3. Data Model of Your IT Systems. Many monitoring tools provide some degree of topology mapping features which is essentially a data model of your IT systems. Network monitoring tools will tell you what your network looks like right now. Web Application Performance Management (APM) tools will tell you how your services are comprised. This is extremely valuable information that can be used to supplement your CMDB (or create your own if you like) or help your event management systems effectively perform event correlation and root cause isolation.

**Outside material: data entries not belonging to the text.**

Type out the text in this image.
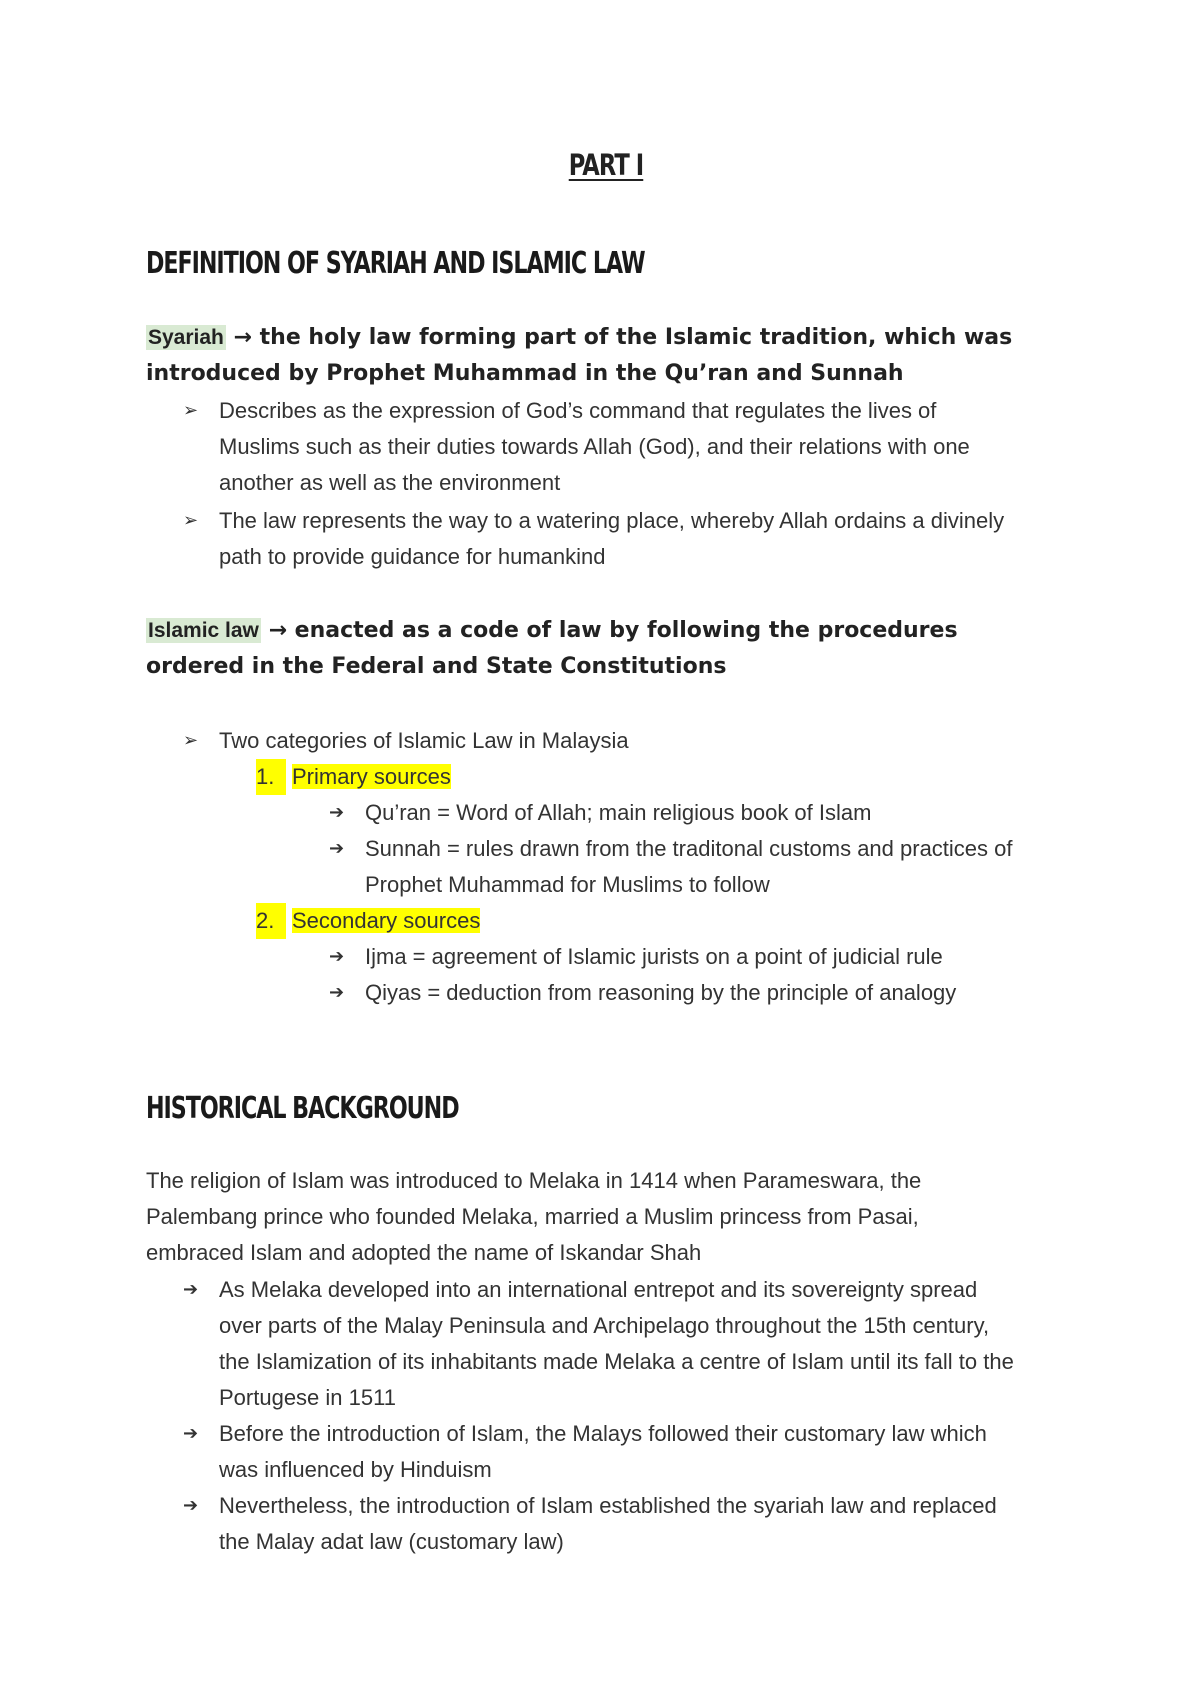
PART I
DEFINITION OF SYARIAH AND ISLAMIC LAW
Syariah → the holy law forming part of the Islamic tradition, which was introduced by Prophet Muhammad in the Qu’ran and Sunnah
➢ Describes as the expression of God’s command that regulates the lives of Muslims such as their duties towards Allah (God), and their relations with one another as well as the environment
➢ The law represents the way to a watering place, whereby Allah ordains a divinely path to provide guidance for humankind
Islamic law → enacted as a code of law by following the procedures ordered in the Federal and State Constitutions
➢ Two categories of Islamic Law in Malaysia
1. Primary sources
➔ Qu’ran = Word of Allah; main religious book of Islam
➔ Sunnah = rules drawn from the traditonal customs and practices of Prophet Muhammad for Muslims to follow
2. Secondary sources
➔ Ijma = agreement of Islamic jurists on a point of judicial rule
➔ Qiyas = deduction from reasoning by the principle of analogy
HISTORICAL BACKGROUND
The religion of Islam was introduced to Melaka in 1414 when Parameswara, the Palembang prince who founded Melaka, married a Muslim princess from Pasai, embraced Islam and adopted the name of Iskandar Shah
➔ As Melaka developed into an international entrepot and its sovereignty spread over parts of the Malay Peninsula and Archipelago throughout the 15th century, the Islamization of its inhabitants made Melaka a centre of Islam until its fall to the Portugese in 1511
➔ Before the introduction of Islam, the Malays followed their customary law which was influenced by Hinduism
➔ Nevertheless, the introduction of Islam established the syariah law and replaced the Malay adat law (customary law)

Unfortunately, this topology data is isolated for use within the monitoring system that generates it. If you really want to make a data model of your IT systems, you are going to need to bring your data architecture skills and a lot of engineering ingenuity to extract or federate the data. But it may be worth it to avoid “all hands” calls, reduced mean time to repair (MTTR), and large numbers of incident tickets generated during event storms.

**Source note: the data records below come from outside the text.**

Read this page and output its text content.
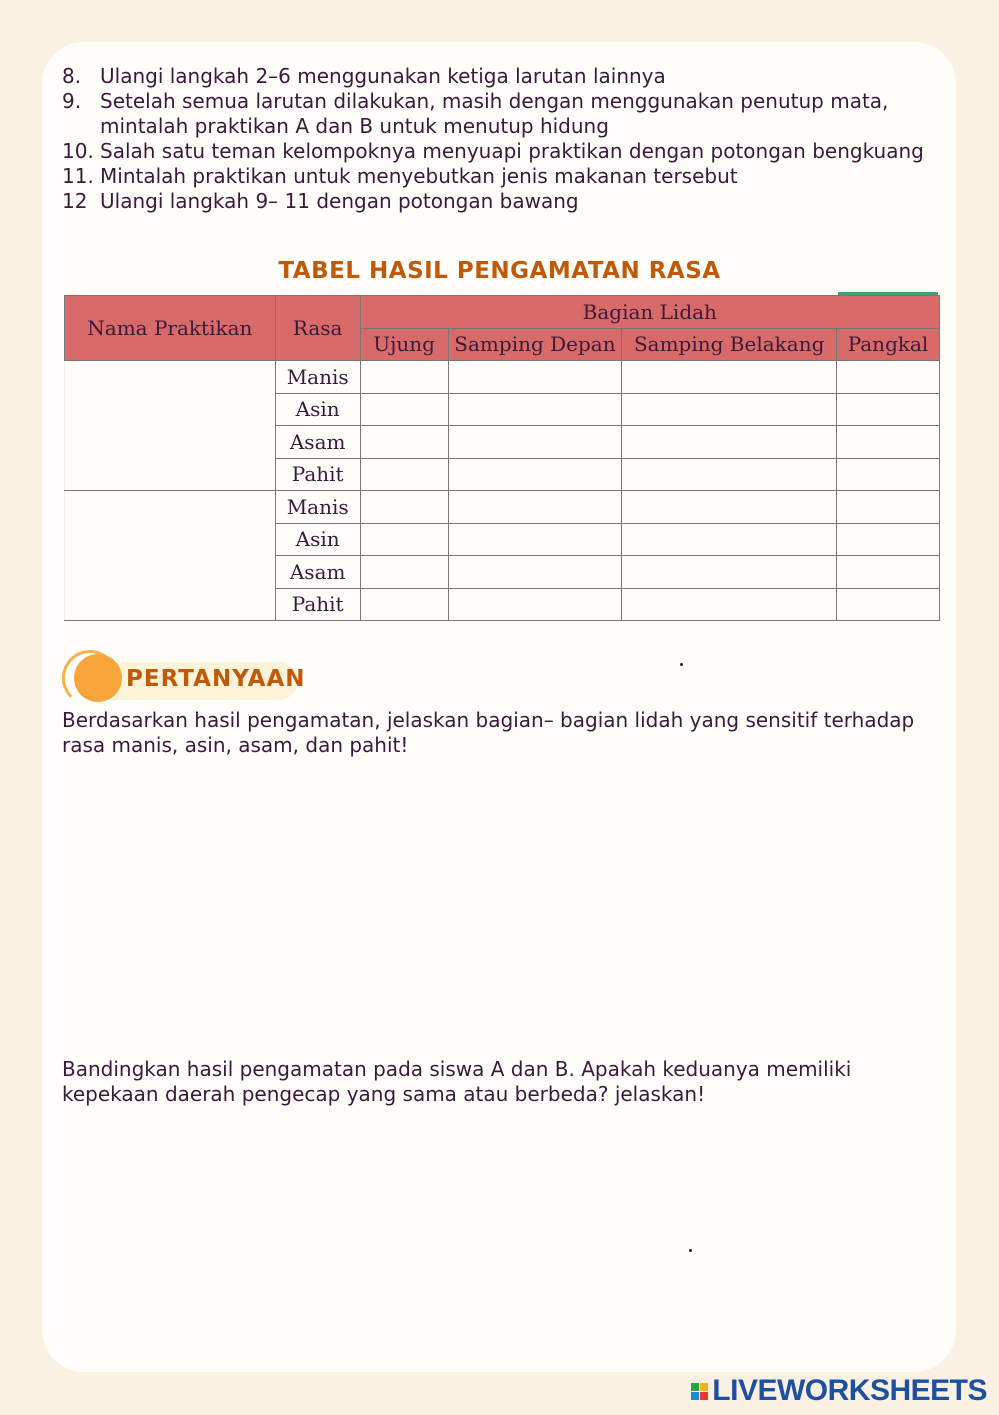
8. Ulangi langkah 2–6 menggunakan ketiga larutan lainnya
9. Setelah semua larutan dilakukan, masih dengan menggunakan penutup mata, mintalah praktikan A dan B untuk menutup hidung
10. Salah satu teman kelompoknya menyuapi praktikan dengan potongan bengkuang
11. Mintalah praktikan untuk menyebutkan jenis makanan tersebut
12 Ulangi langkah 9– 11 dengan potongan bawang
TABEL HASIL PENGAMATAN RASA
Nama Praktikan	Rasa	Bagian Lidah			
		Ujung	Samping Depan	Samping Belakang	Pangkal
	Manis				
	Asin				
	Asam				
	Pahit				
	Manis				
	Asin				
	Asam				
	Pahit				
PERTANYAAN
Berdasarkan hasil pengamatan, jelaskan bagian– bagian lidah yang sensitif terhadap rasa manis, asin, asam, dan pahit!
Bandingkan hasil pengamatan pada siswa A dan B. Apakah keduanya memiliki kepekaan daerah pengecap yang sama atau berbeda? jelaskan!
LIVEWORKSHEETS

4. Capacity Planning. Monitoring systems collect a lot of data for use in troubleshooting. Much of that same data can be fed into analytics tools, such as Excel and R, to perform capacity studies. These studies often involve correlations of service counters (e.g. number of users, number of hits / queries) and system counters (e.g. CPU utilization, Memory Utilization) which may necessitate extracting data from multiple monitoring systems. This extra elbow grease may be worth it if you consider the cost of reaching capacity during the next major marketing campaign or if you can identify many under-utilized servers that can be repurposed.

In conclusion, monitoring systems can provide more than just alerts and diagnostic data. That data can be reused for management performance scorecards, IT system data modeling, capacity planning and can be leveraged to improve data elsewhere, such as in inventory systems and CMDBs.